Diaguita or Diaguita-Calchaquí is a generic name for a number of more or less closely related groups. Ethnographers have classified the group of peoples into three main divisions:
- The Calchaquí (Kakan, Tocaqui) in Salta province, Quimivil and Santa María Valleys.
- The Capayana (Cupayana), in San Juan and La Rioja provinces.
- Diaguita proper.
This is a list of the Diaguita tribes:
- Amaicha, in the Sierra de Aconquija, Tucumán province.
- Guachipa, in the valley of the same name, Salta.
- Solco, in Tucumán province north of the Tucuman tribe.
- Cafayate, around the city of the same name, in the Valles Calchaquíes.
- Tolombón (Pacioca), in the province of Tucumán in the Tolombón Valley.
- Tafí in the province of Tucumán, around Tafí del Valle.

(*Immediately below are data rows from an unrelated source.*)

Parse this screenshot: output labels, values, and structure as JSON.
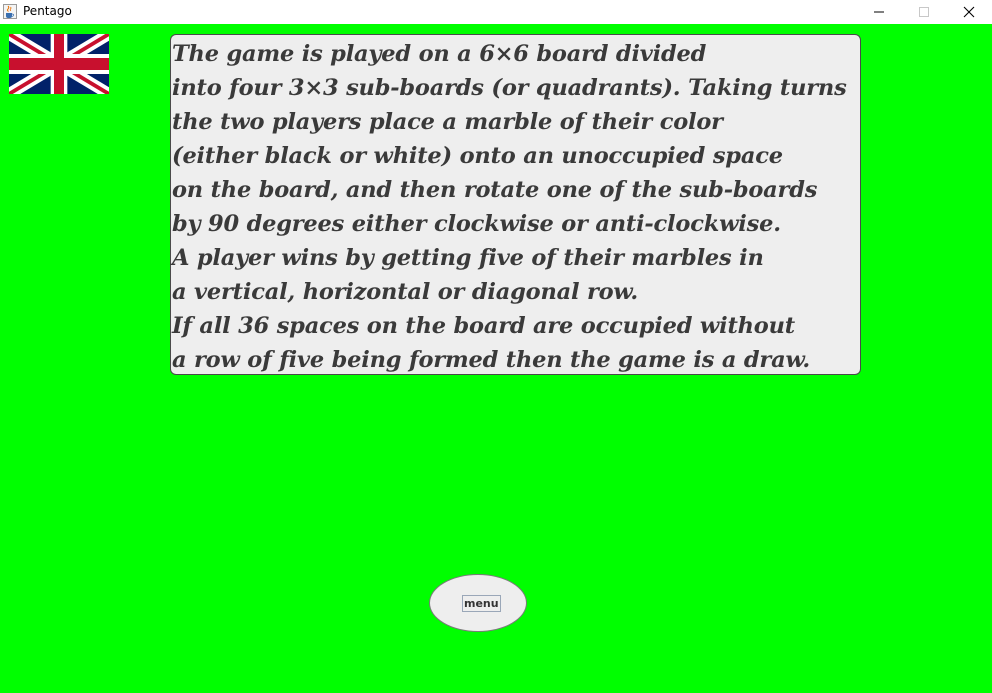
{
  "window": {
    "title": "Pentago",
    "icon": "java-cup-icon",
    "controls": [
      "minimize-icon",
      "maximize-icon",
      "close-icon"
    ]
  },
  "language_flag": {
    "icon": "uk-flag-icon"
  },
  "rules": {
    "lines": [
      "The game is played on a 6×6 board divided",
      "into four 3×3 sub-boards (or quadrants). Taking turns",
      "the two players place a marble of their color",
      "(either black or white) onto an unoccupied space",
      "on the board, and then rotate one of the sub-boards",
      "by 90 degrees either clockwise or anti-clockwise.",
      "A player wins by getting five of their marbles in",
      "a vertical, horizontal or diagonal row.",
      "If all 36 spaces on the board are occupied without",
      "a row of five being formed then the game is a draw."
    ]
  },
  "menu": {
    "label": "menu"
  },
  "colors": {
    "background": "#00ff00",
    "panel": "#eeeeee",
    "text": "#3a3a3a",
    "flag_blue": "#012169",
    "flag_red": "#c8102e"
  }
}
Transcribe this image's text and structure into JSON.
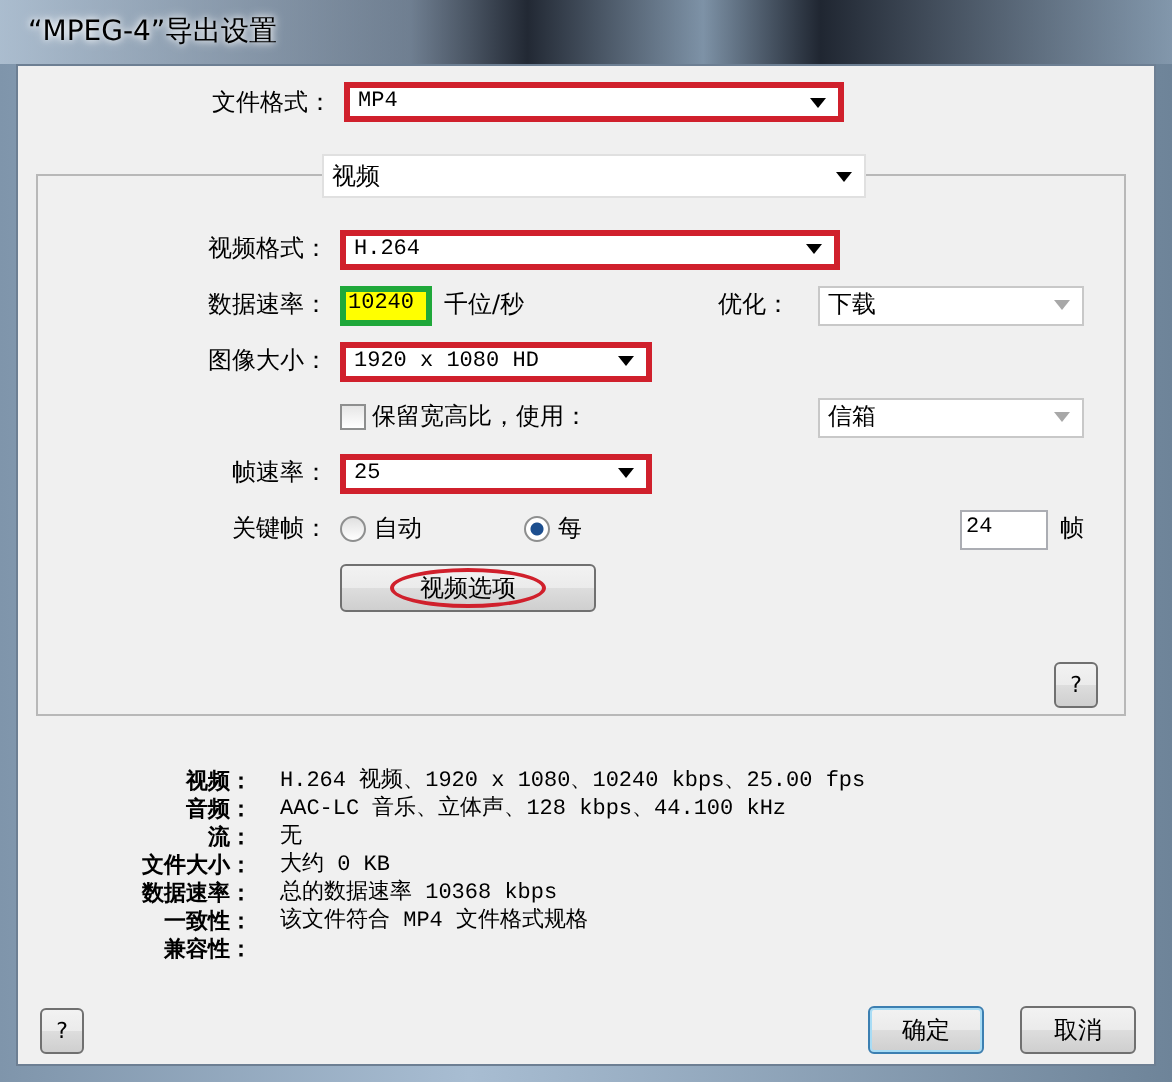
{
  "window": {
    "title": "“MPEG-4”导出设置"
  },
  "file_format": {
    "label": "文件格式：",
    "value": "MP4",
    "highlighted": true
  },
  "section": {
    "value": "视频"
  },
  "video": {
    "format": {
      "label": "视频格式：",
      "value": "H.264",
      "highlighted": true
    },
    "data_rate": {
      "label": "数据速率：",
      "value": "10240",
      "unit": "千位/秒",
      "highlighted": true
    },
    "optimize": {
      "label": "优化：",
      "value": "下载",
      "disabled": true
    },
    "image_size": {
      "label": "图像大小：",
      "value": "1920 x 1080 HD",
      "highlighted": true
    },
    "keep_aspect": {
      "label": "保留宽高比，使用：",
      "checked": false
    },
    "aspect_mode": {
      "value": "信箱",
      "disabled": true
    },
    "frame_rate": {
      "label": "帧速率：",
      "value": "25",
      "highlighted": true
    },
    "keyframes": {
      "label": "关键帧：",
      "options": [
        {
          "label": "自动",
          "selected": false
        },
        {
          "label": "每",
          "selected": true
        }
      ],
      "interval": "24",
      "unit": "帧"
    },
    "options_button": {
      "label": "视频选项",
      "highlighted": true
    },
    "help": "?"
  },
  "summary": [
    {
      "label": "视频：",
      "value": "H.264 视频、1920 x 1080、10240 kbps、25.00 fps"
    },
    {
      "label": "音频：",
      "value": "AAC-LC 音乐、立体声、128 kbps、44.100 kHz"
    },
    {
      "label": "流：",
      "value": "无"
    },
    {
      "label": "文件大小：",
      "value": "大约 0 KB"
    },
    {
      "label": "数据速率：",
      "value": "总的数据速率 10368 kbps"
    },
    {
      "label": "一致性：",
      "value": "该文件符合 MP4 文件格式规格"
    },
    {
      "label": "兼容性："
    }
  ],
  "footer": {
    "help": "?",
    "buttons": [
      {
        "label": "确定",
        "default": true
      },
      {
        "label": "取消",
        "default": false
      }
    ]
  }
}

- Tucumán Indians (Tukma), around the city of Tucumán.
- Amaná, around the city of the same name, La Rioja province.
- Chicoana (Pulare), in Salta province in the Lerma Valley.
- Copiapó Indians, in the province of Atacama, Chile.
- Indama (Ambargasta) north of Salinas Grandes, Santigo del Estero province.
- Abaucan, in the Abaucan Valley, Catamarca.
- Ancasti, in the Sierra de Ancasti, Catamarca.
- Andalgalá, Catamarca.
- Caringasta, in the Anguco Valley, San Juan province.
- Famatina, in the Famatina Valley, La Rioja province.
- Hualfin, in the Hualfin Valley, Catamarca.
- Musitian, in La Rioja province in the Sierra de los Llanos.
- Nolongasta - in the Chilecito Valley, La Rioja province.
- Pasipa, in the Vicioso Valley, Catamarca.
- Quilmes, around the city of Quilmes, Tucumán.
- Sanagasta, in the Sierra de Velasco, La Rioja province.
- Yocabil (Yocavil), Yocabil Valley, Santa María, Catamarca.
The Cacán language (or language group), spoken by Diaguitas and Calchaquíes, became extinct since the mid-17th century or beginning of 18th century. Its genetic classification remains unclear. The language was supposedly documented by the Jesuit Alonso de Bárcena, but the manuscript is lost.